We have a striking illustration of this in the case of Cornelius and his household, recorded in Acts 10 An interval had elapsed between the conversion of the Jewish believers, and the descent of the Holy Ghost upon them at Pentecost. But there was no such interval in the case of these first Gentile converts, Immediately Peter in his discourse had reached the point where he declared that " through his name whosoever believeth in him shall receive remission of sins; while he yet spake these words, the Holy Ghost fell on all them which heard the word." Or as Peter himself declares, when subsequently relating the circumstance-"And as I began to speak the Holy Ghost fell on them, as on us at the beginning." Acts 11:15. The word of faith was heard and believed, and the Spirit of God at once attested the fact by His presence and anointing. It is also interesting to remark, that Peter made use of the words " whosoever believeth in him," the very words of the Lord Jesus Himself, when preaching the Gospel to Nicodemus.
Sanctified.-Let us turn now to the subject of sanctification. It may be observed that the object of the whole ritual described in Ex. 29 and Lev. 8 was to sanctify Aaron and his sons, in order that they might be priests. "And this is the thing that thou shalt do to hallow (or sanctify) them." And this sanctification is expressly repeated in connection with the blood and the oil: " And he shall be hallowed, (sanctified,) and his garments, and his sons, and his sons' garments with him." Ex. 29:21. And sanctified Aaron and his garments, and his sons, and his sons' garments., with him." Lev. 8:30. The sacrifices, the blood, and the oil, were the means employed in this sanctification.
Sanctification implies separation "from," and separation "to." Separation from sin and sinners, unto a holy God. A very concise and yet full definition of this occurs in Lev. 20:26. " And ye shall be holy unto me; for I the Lord am holy, and have severed you from other people, that ye should be mine." Israel had been severed from Egypt, and set apart to God in distinctness from all other nations of the earth. This separation had been effected through judgment. They had been redeemed from wrath, through the blood of the Paschal Lamb; and had been redeemed out of Egypt and from Pharaoh's power, through the waters of the Red Sea.

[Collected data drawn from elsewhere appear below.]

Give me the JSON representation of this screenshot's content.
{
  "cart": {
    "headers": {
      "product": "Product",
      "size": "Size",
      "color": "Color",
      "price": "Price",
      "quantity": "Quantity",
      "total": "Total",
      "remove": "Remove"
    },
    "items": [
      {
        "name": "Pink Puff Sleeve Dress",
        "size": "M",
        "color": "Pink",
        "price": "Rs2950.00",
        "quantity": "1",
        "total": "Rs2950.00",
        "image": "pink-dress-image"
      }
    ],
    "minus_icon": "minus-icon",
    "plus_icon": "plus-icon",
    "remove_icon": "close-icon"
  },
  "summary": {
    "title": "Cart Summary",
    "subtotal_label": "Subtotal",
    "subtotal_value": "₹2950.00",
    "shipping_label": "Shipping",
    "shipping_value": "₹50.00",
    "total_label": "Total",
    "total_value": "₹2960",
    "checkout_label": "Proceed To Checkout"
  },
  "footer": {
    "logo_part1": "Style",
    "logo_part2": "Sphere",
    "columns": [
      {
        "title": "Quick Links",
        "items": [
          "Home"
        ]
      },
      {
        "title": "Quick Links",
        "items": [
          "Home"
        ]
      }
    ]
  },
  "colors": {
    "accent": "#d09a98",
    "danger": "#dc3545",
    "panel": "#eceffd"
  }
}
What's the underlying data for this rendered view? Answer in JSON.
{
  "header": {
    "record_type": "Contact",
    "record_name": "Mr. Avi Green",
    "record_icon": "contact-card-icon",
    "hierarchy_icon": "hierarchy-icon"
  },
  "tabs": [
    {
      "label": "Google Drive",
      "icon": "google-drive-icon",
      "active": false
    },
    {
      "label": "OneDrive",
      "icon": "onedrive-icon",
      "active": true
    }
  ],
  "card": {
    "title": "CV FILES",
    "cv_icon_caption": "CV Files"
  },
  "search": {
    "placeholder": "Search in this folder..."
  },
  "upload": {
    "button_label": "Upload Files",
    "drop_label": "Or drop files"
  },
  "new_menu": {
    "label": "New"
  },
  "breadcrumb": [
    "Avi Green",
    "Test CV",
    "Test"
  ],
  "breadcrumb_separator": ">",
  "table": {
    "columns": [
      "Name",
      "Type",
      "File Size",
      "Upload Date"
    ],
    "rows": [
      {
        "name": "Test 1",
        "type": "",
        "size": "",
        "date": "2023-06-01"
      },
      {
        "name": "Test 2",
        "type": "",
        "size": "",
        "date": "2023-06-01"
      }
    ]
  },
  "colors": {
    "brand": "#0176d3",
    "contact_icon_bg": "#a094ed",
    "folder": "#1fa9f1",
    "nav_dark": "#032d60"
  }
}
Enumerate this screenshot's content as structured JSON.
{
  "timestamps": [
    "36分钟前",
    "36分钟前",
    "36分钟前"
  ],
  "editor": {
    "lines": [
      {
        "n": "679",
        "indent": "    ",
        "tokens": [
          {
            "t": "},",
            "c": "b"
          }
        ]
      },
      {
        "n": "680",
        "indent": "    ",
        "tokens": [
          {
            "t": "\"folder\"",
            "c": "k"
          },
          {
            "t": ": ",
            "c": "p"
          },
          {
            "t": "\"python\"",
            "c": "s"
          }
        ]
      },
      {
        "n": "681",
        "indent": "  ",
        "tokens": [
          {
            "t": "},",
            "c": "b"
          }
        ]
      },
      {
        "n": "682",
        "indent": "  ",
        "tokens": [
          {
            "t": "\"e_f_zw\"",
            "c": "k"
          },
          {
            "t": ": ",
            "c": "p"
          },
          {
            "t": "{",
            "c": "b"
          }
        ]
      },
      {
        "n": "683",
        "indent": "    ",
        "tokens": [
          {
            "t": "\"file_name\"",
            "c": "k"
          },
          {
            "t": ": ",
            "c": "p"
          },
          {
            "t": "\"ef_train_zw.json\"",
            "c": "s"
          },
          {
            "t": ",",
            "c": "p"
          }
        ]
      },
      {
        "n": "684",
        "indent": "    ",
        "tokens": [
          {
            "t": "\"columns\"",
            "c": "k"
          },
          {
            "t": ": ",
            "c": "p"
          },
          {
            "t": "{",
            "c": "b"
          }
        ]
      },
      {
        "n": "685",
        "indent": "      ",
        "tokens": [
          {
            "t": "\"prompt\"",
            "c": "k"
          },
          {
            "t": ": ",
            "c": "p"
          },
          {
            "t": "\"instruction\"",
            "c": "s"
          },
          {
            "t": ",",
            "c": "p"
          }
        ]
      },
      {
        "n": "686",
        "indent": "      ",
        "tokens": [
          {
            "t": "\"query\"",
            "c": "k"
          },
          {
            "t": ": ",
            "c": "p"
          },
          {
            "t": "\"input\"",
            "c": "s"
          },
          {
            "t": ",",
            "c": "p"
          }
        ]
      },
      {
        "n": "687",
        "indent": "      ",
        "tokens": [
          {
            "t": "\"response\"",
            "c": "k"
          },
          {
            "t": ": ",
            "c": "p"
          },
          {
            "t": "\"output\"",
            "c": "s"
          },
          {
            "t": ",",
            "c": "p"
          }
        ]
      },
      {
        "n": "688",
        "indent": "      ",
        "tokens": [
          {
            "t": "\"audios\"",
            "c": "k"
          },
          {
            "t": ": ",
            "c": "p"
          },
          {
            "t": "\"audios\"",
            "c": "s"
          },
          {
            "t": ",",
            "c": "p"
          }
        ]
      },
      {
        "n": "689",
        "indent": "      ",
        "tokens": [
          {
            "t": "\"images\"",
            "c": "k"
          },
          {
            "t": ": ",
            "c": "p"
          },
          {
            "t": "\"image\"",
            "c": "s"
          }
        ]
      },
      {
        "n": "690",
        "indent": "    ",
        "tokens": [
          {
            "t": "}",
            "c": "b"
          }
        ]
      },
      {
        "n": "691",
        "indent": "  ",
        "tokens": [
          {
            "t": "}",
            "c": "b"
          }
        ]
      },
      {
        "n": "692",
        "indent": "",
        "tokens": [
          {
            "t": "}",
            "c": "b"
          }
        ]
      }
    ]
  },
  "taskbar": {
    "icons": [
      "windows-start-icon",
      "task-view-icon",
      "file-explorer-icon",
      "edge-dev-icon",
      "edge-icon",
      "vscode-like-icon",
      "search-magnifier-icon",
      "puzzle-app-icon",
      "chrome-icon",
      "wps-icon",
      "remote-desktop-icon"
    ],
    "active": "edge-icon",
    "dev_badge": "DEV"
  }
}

Thus they had been sanctified to God. The family of the priests were still further sanctified; being separated from the rest of Israel, and brought peculiarly nigh to God. The believer is by the blood of the Lamb, separated from the flesh, from sin, from the world, to be a child of God, a king and priest; quickened together with Christ, risen with Christ, one with Christ, and therefore holy unto God his Father.
The Word of God speaks of sanctification as effected either by the will of God; by the Holy Spirit as the agent; by the offering of Christ as the means; or, by the Word of God, as the instrument.
By the will of God-" by the which will we are sanctified, through the offering of the body of Jesus Christ once for all." Heb. 10:10.
This passage attributes sanctification to the eternal purpose of God, whose will it was to separate to Himself a family of priests; and the way in which He was able to accomplish His will was through Christ coming to do it, and offering up Himself as a sacrifice for sin.
Paul, when relating before Agrippa the history of his wonderful conversion, gives a striking summary of the commission he then received from the Lord, to preach the Gospel to the Gentiles: " To open their eyes, to turn them from darkness to light, and from the power of Satan unto God, that they may receive forgiveness of sins, and inheritance among them which are sanctified by faith that is in me." Acts 26:18.